The core concepts of your design are settled during the first years of that decade, and refined for fifteen years as different attempts are made to extend the reach of man's knowledge first to the skies, then to our nearest neighbors.

Your idea forms in an era of slide-rules and pencils, as astronomical calculations reveal a particularly fortuitous alignment of the outer planets in the coming decade, one that will slingshot you to the outer reaches of the solar system, hopping from planet to planet.

Slowly, your design is solidified, using the best space-worthy technology man has to offer, instrumentation, structure, power, from the peak of each discipline of a nation. The brightest engineers and scientists painstakingly weigh each possible ounce of material with which to construct you, judging the possible benefits that can be attained versus the energy you'll need to accomplish your journey.

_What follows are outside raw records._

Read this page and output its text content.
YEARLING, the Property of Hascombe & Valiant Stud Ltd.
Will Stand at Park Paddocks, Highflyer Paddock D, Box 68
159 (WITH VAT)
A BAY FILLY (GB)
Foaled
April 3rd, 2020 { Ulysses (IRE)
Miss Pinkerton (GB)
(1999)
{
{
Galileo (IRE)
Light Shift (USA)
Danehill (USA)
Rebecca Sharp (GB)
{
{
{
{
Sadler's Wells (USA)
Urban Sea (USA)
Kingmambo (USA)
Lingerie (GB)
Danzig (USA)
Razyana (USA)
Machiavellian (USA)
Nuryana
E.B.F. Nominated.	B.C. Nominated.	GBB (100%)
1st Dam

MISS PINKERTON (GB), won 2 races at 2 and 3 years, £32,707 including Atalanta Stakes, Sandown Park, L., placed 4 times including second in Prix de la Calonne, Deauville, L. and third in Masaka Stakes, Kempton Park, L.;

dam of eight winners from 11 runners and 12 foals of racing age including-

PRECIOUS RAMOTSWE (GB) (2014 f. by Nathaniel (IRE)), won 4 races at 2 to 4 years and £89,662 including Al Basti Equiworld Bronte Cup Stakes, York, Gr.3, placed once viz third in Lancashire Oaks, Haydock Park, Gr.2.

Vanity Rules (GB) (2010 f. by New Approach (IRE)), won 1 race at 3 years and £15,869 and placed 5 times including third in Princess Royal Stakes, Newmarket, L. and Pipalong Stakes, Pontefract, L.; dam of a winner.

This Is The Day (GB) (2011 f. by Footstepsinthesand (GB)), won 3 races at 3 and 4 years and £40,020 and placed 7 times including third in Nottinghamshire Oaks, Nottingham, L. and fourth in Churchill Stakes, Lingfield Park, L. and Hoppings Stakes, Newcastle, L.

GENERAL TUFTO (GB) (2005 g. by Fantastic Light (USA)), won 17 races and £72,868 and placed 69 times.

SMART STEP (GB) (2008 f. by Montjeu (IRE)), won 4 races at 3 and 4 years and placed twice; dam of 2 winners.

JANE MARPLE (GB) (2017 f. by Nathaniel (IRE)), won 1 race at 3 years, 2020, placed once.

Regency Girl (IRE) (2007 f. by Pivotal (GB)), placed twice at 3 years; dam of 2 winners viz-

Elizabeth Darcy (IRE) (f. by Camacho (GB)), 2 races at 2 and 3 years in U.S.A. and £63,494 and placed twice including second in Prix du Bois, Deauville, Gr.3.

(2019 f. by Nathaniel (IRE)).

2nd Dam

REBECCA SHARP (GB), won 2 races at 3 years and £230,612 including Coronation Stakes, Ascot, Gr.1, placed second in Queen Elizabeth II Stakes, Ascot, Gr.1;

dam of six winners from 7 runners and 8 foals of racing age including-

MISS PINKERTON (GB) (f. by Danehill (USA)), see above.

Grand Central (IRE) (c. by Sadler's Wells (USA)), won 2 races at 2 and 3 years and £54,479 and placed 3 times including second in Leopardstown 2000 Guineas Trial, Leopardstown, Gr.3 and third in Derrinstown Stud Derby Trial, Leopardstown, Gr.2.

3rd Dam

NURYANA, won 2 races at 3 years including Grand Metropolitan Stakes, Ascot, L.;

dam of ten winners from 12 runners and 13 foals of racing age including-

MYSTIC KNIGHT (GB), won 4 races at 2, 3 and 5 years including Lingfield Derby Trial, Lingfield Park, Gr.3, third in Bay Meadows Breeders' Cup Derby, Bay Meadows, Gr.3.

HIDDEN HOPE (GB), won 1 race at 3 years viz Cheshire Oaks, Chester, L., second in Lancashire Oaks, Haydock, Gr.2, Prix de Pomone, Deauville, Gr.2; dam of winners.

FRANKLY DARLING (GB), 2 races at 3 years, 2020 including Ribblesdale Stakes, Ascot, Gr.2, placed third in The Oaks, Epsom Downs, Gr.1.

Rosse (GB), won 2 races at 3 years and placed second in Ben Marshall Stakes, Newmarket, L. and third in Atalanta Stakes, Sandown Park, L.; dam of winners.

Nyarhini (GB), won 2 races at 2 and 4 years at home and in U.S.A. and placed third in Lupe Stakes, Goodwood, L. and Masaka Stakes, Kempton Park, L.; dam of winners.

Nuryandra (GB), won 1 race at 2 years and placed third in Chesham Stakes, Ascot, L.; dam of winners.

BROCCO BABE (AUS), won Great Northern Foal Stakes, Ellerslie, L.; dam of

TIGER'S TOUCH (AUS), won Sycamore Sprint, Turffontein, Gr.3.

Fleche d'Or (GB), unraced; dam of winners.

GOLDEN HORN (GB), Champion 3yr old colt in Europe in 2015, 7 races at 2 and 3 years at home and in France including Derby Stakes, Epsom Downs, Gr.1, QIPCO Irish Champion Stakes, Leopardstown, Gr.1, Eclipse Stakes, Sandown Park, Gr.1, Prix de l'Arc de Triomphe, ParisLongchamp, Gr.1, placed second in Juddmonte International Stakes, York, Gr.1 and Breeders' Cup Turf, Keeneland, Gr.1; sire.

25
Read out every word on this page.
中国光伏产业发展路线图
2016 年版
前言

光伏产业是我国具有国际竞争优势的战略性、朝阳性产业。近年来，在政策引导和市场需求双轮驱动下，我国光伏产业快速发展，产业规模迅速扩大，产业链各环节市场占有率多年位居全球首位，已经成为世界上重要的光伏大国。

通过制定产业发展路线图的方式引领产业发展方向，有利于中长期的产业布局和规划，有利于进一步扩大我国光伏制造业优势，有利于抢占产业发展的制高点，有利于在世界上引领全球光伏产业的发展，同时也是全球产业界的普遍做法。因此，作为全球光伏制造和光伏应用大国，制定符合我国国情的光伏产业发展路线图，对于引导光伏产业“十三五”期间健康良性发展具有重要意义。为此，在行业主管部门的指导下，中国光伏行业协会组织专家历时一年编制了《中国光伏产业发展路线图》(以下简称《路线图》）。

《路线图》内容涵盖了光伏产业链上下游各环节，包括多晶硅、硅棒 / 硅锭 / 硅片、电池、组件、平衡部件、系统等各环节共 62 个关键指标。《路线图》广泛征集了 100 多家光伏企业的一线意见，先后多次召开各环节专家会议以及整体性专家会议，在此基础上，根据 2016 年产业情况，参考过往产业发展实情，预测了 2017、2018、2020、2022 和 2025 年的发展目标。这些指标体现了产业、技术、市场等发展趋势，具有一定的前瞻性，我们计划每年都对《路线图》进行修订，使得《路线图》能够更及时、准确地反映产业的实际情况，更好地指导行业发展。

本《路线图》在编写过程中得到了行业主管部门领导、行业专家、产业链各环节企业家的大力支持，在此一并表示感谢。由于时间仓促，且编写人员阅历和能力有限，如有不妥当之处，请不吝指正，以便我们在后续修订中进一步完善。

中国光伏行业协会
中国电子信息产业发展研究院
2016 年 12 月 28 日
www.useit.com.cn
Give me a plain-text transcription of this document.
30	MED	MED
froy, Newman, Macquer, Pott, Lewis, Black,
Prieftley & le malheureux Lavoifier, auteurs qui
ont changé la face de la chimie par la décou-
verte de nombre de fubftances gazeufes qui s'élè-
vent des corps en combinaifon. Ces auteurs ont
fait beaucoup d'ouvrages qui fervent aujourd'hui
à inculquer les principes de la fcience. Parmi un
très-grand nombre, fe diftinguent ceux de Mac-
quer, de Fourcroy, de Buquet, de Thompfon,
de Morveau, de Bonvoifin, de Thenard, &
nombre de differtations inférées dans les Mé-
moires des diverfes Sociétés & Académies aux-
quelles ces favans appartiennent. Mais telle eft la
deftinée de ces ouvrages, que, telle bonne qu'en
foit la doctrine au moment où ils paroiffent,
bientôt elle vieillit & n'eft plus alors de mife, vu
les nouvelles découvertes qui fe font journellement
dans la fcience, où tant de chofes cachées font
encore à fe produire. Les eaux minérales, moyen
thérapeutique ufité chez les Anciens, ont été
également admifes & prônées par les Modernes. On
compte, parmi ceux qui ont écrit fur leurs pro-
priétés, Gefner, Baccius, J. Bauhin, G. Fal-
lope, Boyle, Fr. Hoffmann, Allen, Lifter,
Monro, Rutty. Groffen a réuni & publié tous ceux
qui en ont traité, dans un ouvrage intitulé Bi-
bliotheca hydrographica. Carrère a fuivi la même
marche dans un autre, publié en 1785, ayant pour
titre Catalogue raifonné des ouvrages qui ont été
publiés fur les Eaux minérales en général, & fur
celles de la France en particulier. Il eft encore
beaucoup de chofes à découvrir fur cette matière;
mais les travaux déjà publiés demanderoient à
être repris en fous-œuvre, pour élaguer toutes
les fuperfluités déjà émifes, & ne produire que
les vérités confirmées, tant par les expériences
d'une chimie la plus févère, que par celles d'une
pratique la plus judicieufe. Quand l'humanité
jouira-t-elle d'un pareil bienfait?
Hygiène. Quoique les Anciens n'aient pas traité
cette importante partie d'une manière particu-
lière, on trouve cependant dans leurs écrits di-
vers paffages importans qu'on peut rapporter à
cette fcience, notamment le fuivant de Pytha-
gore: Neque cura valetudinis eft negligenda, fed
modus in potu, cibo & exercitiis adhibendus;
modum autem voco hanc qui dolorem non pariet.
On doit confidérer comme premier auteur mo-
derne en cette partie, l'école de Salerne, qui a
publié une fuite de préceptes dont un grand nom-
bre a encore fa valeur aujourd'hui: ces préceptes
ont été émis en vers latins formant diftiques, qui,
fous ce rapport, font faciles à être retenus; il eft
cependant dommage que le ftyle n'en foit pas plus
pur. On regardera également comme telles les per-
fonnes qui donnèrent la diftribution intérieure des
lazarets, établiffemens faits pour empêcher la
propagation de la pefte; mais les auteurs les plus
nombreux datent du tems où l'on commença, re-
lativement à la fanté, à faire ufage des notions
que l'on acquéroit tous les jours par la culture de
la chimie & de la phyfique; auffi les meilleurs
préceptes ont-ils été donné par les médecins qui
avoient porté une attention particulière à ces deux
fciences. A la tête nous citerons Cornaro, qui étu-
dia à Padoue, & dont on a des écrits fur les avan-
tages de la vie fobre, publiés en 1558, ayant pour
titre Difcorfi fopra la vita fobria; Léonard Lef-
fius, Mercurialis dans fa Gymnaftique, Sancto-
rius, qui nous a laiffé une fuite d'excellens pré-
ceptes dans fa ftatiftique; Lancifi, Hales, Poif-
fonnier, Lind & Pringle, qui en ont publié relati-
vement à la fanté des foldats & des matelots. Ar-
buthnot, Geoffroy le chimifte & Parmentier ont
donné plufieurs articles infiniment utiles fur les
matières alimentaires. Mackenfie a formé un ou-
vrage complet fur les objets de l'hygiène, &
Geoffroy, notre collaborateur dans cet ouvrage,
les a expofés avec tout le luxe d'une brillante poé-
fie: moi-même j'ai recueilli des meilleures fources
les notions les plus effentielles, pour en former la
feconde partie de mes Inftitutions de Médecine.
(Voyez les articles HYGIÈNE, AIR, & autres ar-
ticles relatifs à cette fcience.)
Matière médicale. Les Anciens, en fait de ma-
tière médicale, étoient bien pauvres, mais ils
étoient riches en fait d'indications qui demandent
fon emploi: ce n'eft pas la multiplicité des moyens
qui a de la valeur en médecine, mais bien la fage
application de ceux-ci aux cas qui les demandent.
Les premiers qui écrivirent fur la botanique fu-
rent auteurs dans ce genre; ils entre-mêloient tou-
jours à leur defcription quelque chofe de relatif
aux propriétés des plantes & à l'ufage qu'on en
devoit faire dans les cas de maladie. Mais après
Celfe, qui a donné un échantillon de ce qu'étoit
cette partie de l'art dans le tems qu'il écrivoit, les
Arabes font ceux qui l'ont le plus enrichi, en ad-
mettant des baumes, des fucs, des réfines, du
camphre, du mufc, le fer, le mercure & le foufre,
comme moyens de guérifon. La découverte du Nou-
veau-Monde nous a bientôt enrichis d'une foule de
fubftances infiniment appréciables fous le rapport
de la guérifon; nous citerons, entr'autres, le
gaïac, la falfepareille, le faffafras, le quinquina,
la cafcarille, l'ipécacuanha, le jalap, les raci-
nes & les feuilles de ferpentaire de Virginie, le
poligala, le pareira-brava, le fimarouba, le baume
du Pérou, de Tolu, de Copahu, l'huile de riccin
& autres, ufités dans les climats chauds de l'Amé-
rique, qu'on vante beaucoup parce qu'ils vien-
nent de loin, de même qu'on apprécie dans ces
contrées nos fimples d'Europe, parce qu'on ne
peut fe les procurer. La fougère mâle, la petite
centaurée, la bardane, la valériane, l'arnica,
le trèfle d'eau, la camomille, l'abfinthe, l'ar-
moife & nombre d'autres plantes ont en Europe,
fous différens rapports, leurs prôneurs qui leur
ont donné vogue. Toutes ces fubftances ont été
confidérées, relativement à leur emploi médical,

After all, the road that you will travel has never before been attempted by this race of surface-dwelling primates, they have the barest idea of what to study.

As the day of your birth approaches, plans are completed, mass and energy budgets are finalized, and your fetus takes form in a sterile clean room. Engineers calibrate your eyes and ears, build each part of your systems from scratch, and then test and re-test until they're as certain as they can be that all of your senses are ready for the trials you will face.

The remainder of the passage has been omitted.